BACKGROUND: Transition to parenteral treprostinil (TRE) from inhaled iloprost ( ILO) in pulmonary arterial hypertension patients has not been studied. We conducted a retrospective chart review at five US centers to provide best-practice insight on procedure, safety and long-term outcomes of transition.

METHODS: We reviewed 24 medical records to determine reason for transition, transition procedure, dose titrations, and clinical outcomes.
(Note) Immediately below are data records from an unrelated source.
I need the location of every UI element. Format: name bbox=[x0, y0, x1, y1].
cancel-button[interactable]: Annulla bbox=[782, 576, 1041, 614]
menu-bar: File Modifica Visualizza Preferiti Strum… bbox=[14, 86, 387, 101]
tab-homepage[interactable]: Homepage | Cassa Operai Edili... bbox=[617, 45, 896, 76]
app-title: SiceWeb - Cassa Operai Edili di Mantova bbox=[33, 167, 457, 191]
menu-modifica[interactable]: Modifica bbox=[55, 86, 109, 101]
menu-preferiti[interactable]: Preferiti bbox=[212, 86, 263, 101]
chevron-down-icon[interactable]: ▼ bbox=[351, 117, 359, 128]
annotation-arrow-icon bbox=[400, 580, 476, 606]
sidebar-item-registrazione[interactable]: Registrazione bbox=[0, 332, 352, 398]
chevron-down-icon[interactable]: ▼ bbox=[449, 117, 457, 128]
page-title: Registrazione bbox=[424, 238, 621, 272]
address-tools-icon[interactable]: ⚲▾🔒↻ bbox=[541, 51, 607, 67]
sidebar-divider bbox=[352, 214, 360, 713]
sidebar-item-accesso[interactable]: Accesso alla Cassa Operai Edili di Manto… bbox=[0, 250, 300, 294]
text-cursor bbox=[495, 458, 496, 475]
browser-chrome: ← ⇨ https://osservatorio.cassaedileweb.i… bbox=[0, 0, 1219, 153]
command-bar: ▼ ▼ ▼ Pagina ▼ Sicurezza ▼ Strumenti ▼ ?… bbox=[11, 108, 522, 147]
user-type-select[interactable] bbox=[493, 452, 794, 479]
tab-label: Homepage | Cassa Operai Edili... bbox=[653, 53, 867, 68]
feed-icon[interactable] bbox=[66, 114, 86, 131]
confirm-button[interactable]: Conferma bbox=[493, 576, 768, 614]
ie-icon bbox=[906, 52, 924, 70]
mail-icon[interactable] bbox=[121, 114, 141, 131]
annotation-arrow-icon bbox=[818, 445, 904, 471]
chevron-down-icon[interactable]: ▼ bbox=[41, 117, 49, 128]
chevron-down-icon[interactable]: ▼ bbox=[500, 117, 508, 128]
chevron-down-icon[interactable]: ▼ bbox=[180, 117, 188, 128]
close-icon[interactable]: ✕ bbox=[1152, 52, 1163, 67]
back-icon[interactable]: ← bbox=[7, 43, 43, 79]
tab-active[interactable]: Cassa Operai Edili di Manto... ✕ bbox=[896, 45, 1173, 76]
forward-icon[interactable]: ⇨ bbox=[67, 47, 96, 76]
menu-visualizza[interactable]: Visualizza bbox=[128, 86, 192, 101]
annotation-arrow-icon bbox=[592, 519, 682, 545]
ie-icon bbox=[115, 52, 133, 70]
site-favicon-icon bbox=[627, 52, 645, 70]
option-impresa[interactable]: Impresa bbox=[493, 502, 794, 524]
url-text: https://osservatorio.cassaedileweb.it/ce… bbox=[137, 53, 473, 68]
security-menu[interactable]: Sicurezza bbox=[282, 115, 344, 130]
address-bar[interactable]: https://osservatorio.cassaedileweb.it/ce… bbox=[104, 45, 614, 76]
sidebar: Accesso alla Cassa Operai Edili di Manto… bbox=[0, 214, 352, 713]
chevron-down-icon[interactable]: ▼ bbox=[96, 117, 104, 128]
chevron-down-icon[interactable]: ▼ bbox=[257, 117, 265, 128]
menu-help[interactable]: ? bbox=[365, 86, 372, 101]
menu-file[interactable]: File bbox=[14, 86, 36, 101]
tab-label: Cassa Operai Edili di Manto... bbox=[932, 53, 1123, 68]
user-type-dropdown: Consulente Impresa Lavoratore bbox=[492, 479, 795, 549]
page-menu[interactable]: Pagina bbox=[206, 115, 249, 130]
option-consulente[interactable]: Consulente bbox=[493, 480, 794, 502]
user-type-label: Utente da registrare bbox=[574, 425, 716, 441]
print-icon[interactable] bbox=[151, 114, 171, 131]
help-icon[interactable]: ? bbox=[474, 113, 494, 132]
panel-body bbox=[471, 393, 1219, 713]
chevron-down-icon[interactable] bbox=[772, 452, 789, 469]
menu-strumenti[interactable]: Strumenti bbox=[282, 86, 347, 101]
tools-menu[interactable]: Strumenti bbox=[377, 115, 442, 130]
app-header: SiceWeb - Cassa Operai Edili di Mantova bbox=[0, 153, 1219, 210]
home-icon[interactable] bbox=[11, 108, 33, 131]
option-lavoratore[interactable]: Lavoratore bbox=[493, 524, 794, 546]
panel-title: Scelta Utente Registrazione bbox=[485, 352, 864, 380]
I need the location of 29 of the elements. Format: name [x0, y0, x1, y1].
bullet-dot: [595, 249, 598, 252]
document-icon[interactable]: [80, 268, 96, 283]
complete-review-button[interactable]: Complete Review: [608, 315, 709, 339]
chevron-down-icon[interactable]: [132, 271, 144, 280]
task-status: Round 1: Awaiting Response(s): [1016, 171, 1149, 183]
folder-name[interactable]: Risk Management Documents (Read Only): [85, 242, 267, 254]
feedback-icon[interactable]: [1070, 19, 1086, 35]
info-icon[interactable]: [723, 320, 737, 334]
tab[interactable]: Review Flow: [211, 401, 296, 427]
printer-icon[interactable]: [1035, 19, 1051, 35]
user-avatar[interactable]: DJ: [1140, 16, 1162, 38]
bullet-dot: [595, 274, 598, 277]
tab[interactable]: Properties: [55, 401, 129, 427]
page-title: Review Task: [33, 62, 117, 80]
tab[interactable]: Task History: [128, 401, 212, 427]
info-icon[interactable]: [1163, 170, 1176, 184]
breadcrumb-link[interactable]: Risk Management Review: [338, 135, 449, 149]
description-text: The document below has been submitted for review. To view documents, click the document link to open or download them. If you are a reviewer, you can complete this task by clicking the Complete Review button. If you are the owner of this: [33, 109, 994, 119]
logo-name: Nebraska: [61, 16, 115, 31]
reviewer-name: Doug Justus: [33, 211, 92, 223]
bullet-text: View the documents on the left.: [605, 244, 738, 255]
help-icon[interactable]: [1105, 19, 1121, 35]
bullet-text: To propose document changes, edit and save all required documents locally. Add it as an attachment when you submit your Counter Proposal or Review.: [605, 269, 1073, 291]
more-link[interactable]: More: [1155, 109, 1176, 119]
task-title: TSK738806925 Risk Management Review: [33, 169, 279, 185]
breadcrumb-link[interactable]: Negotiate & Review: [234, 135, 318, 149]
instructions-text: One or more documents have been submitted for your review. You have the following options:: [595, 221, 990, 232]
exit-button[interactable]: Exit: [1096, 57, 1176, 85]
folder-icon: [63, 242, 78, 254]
RESULTS: To date, data from 24 patients (12 idiopathic, 7 collagen vascular disease-associated, 2 congenital defect, 1 PoPAH and 2 ILD with PH) at 4 centers have been collected. Mean duration of PAH at transition was 3.3 years (range 0.1-15.1 years). Mean duration on ILO was 37.2 (SD±21.9) weeks and ranged 6.1-118.6 weeks. The primary reason for transition was worsening PAH symptoms in all patients. Non-compliance with ILO dosing was a secondary reason in four patients. Additional background therapy included thirteen patients receiving bosentan and sildenafil, five on sildenafil alone, and 2 on bosentan alone at the time of the transition. Mean daily dose of ILO at transition was 30.8 mcg. Eight patients were transitioned to TRE at home and two were started in the outpatient clinic; fourteen started in hospital with four transitioned emergently. Twelve patients discontinued ILO up to 48 hours prior to dosing TRE, one patient discontinued 3 months prior to TRE, and eleven patients continued ILO 2.5 mcg 2-4 times per day as needed for  dyspnea during early titration for up  to a mean of 10.5 days (range 1-49 days). TRE was started at 1.25-5 ng/kg/min with a mean dose 7.8 ng/kg/min two weeks after transition and last reported mean dose of 53.7 ng/kg/min (±36.3).  There were twelve patients with a 6MWD on ILO and TRE.  The mean ILO 6MWD was 267.1 (±128.8)m at a mean of 25.5 weeks on ILO. The mean first recorded 6MWD on TRE was 304.8 (±113.9)m at a mean of 13.0 weeks past transition and the most current 6MWD on TRE was 311.2 (±113.0)m at a mean of 46 weeks post transition.  There was a mean improvement at first reported 6MWD following the transition to TRE of 37.3 meters with a mean improvement of 44 meters at the most current 6MWD on TRE.  All patients were either WHO FC III or IV.  Six patients improved by at least one FC and three patients declined one FC.  No SAEs occurred as a result of the switch. Six patients died following transition to TRE (5 worsening PAH, one brain tumor). AEs pre and post switch were expected side effects associated with inhaled and parenteral prostacyclin.  No patients discontinued TRE following transition.   

CONCLUSIONS: Transition of patients experiencing worsening PAH to TRE from ILO appeared to be well tolerated. Experience from these centers provides guidance in transitioning high risk PAH patients on ILO to TRE.